Posted by By Okafor Ofiebor /Port Harcourt, With Agency Report on 2009/01/07 | Views: 663 |

Militants Capture Oil Vessel


Unknown gunmen hijacked a vessel belonging to French oil services group, Bourbon, off Nigeria's Niger Delta coasts, yesterday, as it traveled toward a Royal Dutch Shell offshore oilfield, security sources said.

Unknown gunmen hijacked a vessel belonging to French oil services group, Bourbon, off Nigeria's Niger Delta coasts, yesterday, as it traveled toward a Royal Dutch Shell offshore oilfield, security sources said.

The vessel was carrying four expatriates from Cameroon, Ghana and Lebanon, when it was attacked near the Bonny Fairway buoy, a major shipping route for the Nigerian oil services industry, one of the sources said.

'It was hijacked by gunmen in about five speedboats. The vessel lost contact with the control room around the Okwori oilfield area, near Bonny,' the source, a private security contractor working in the oil industry, said.

A second security contractor confirmed the vessel had been travelling to Shell's Bonga offshore field when it was seized. Bourbon officials could not immediately be reached for comment, and no group has claimed responsibility.

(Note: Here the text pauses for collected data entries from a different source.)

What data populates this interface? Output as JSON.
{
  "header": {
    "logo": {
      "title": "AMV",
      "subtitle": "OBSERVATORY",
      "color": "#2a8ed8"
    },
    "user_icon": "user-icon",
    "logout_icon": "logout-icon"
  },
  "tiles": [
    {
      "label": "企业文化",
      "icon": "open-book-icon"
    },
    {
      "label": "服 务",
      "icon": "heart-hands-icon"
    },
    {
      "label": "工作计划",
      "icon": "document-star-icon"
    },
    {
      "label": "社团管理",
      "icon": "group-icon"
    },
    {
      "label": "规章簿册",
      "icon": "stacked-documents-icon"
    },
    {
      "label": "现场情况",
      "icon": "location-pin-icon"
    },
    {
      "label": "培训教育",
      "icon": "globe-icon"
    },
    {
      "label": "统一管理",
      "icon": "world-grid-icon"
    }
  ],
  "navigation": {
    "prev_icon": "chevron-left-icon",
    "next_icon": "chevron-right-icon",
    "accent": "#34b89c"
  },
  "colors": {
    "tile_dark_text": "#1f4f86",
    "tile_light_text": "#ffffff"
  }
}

Piracy and kidnapping is common in the Niger Delta, a vast network of mangrove creeks opening into the Gulf of Guinea, and home to Africa's biggest oil and gas industry.

Militants, who say they are fighting for a fairer share of the region's natural wealth, have blown up pipelines and kidnapped oil workers in a campaign of attacks since early 2006, shutting down around a fifth of Nigeria's oil output.

Criminal networks have taken advantage of the insecurity, carrying out kidnappings and hijackings for ransom. Hundreds of foreigners have been seized over the past three years, but most have been released unharmed after a financial settlement.

It was difficult confirming the reported attack from the the Joint Task Force at press time, as Lt. Colonel Sagir Musa, its spokesman, was not reachable. Meanwhile, 200,000 barrels of oil were grounded at the weekend, as militants attacked a pipeline at Okuntun village, in Delta State.

This occurred even as the Joint Task Force (JTF) arrested six of the nine militants who recently hit Agip flow station at Tebidaba, in Bayelsa state, in which three of them were killed.

Joint Media Campaign Centre (JMCC) co-ordinator, Col. Rabe Abubakar, said the JTF is keeping a 24-hour surveillance on the facility at Okuntun, pledging that those who carried out the attack will be brought to book. Repair work has begun on the pipeline, which was repaired only last month.

Abubakar gave the names of those arrested over the incident at Tebidaba, as Ayebanua Young, 40; Zilaefa Adobu, 20; Imotonghen Inana, 39; Marro Olugbo; Parker Steven and Ebi Apolos.

Items recovered from them include one GPMG, two AK 47 rifles, one locally made single-barrel gun, three AK 47 empty magazines, and four rounds of 7.62mm special ammunition.

On the Okuntun incident, Abubakar quoted JTF commander, Brigadier-General NW Rimtip, as saying that it was the first confrontation in the community.

'We were to employ our professional prowess in managing the crisis without inflicting unnecessary harm or injuries on our brothers, even though the militants, in their own ways, kept on launching unprovoked attacks on the security outfit, thinking the JTF would lose patience and engage them in a full-blown war. 'However, such is not in the habit of the force because it is operating based on internal security arrangement which permits minimum force only in self defence in the Niger Delta,'' Rimtip explained.